イッペイ:え? Twitterとか……?
――全然活用できていないじゃないですか! では、もし最新のXeon環境が使えるようになったら、やってみたいことはありますか?
イッペイ:もし個人的に使えるなら、やっぱりAI開発とかかな。最近はイラストの自動生成AIや「ChatGPT」みたいな対話型AIが話題になることが多くなって、一般人にも身近になってきたから、今後は個人でもAIの開発がしやすいような世の中になってくると思う。ただ、ハードウェアはやっぱり個人差があるから、最新のXeon環境があればその最先端に居られるからね。
――なるほど。ではやはり、第4世代インテル® Xeon®も狙っているのですか?
イッペイ:いや、それが……本気で貯金がヤバくてさ……。さすがにちょっと節約しないとまずいんだよ。実は最近は使っていないPCパーツとか私物を売りに出してて、今持っているXeonも最新のやつ以外は売りに出そうかと思っているんだよね。
――え!? 大丈夫なんですか?
イッペイ:大丈夫大丈夫、なにせ当時100万円とか出して揃えた製品だからね。それなりの値段にはなるでしょ。そのお金でまた新しいパーツが買えるなら、過去のパーツたちも浮かばれるってもんよ。

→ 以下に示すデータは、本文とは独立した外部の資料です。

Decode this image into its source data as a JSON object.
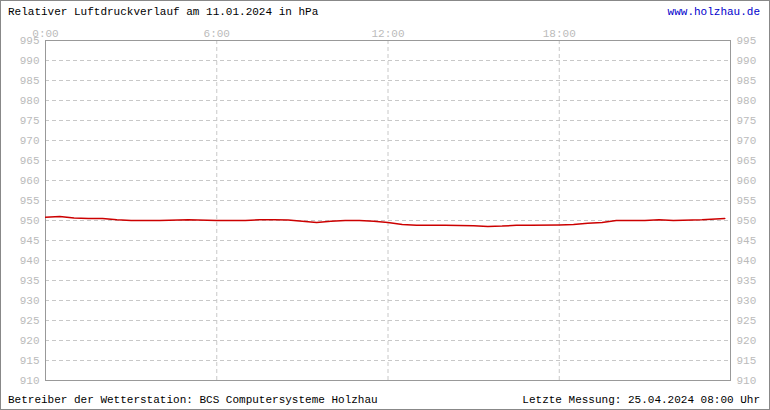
{
  "chart_data": {
    "type": "line",
    "title": "Relativer Luftdruckverlauf am 11.01.2024 in hPa",
    "subtitle": "www.holzhau.de",
    "annotations": [
      "Betreiber der Wetterstation: BCS Computersysteme Holzhau",
      "Letzte Messung: 25.04.2024 08:00 Uhr"
    ],
    "color": "#cc0000",
    "x": [
      0,
      0.5,
      1,
      1.5,
      2,
      2.5,
      3,
      4,
      5,
      6,
      7,
      7.5,
      8,
      8.5,
      9,
      9.5,
      10,
      10.5,
      11,
      11.5,
      12,
      12.5,
      13,
      14,
      15,
      15.5,
      16,
      16.5,
      17,
      18,
      18.5,
      19,
      19.5,
      20,
      21,
      21.5,
      22,
      23,
      23.8
    ],
    "values": [
      950.8,
      951,
      950.6,
      950.5,
      950.5,
      950.2,
      950,
      950,
      950.2,
      950,
      950,
      950.2,
      950.2,
      950.1,
      949.8,
      949.5,
      949.8,
      950,
      950,
      949.8,
      949.5,
      949,
      948.8,
      948.8,
      948.7,
      948.5,
      948.6,
      948.8,
      948.8,
      948.9,
      949,
      949.3,
      949.5,
      950,
      950,
      950.2,
      950,
      950.2,
      950.5
    ],
    "xlim": [
      0,
      24
    ],
    "xticks": [
      {
        "value": 0,
        "label": "0:00"
      },
      {
        "value": 6,
        "label": "6:00"
      },
      {
        "value": 12,
        "label": "12:00"
      },
      {
        "value": 18,
        "label": "18:00"
      }
    ],
    "ylim": [
      910,
      995
    ],
    "yticks": [
      910,
      915,
      920,
      925,
      930,
      935,
      940,
      945,
      950,
      955,
      960,
      965,
      970,
      975,
      980,
      985,
      990,
      995
    ],
    "grid": true
  }
}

そういってガハハと笑うジサトライッペイ。その能天気な様子に、一抹の不安を覚えざるを得ない。
とはいえ、ジサトライッペイの言うように、以前よりもAIなどのテクノロジーが身近になってきた昨今、より広いフィールドでの活躍が見込めそうだ。今までデータセンター向けのCPUには縁がないと思っていた人も、これからのIT業界においては第4世代インテル® Xeon® スケーラブル・プロセッサーを頭の片隅に置いておくべきだろう。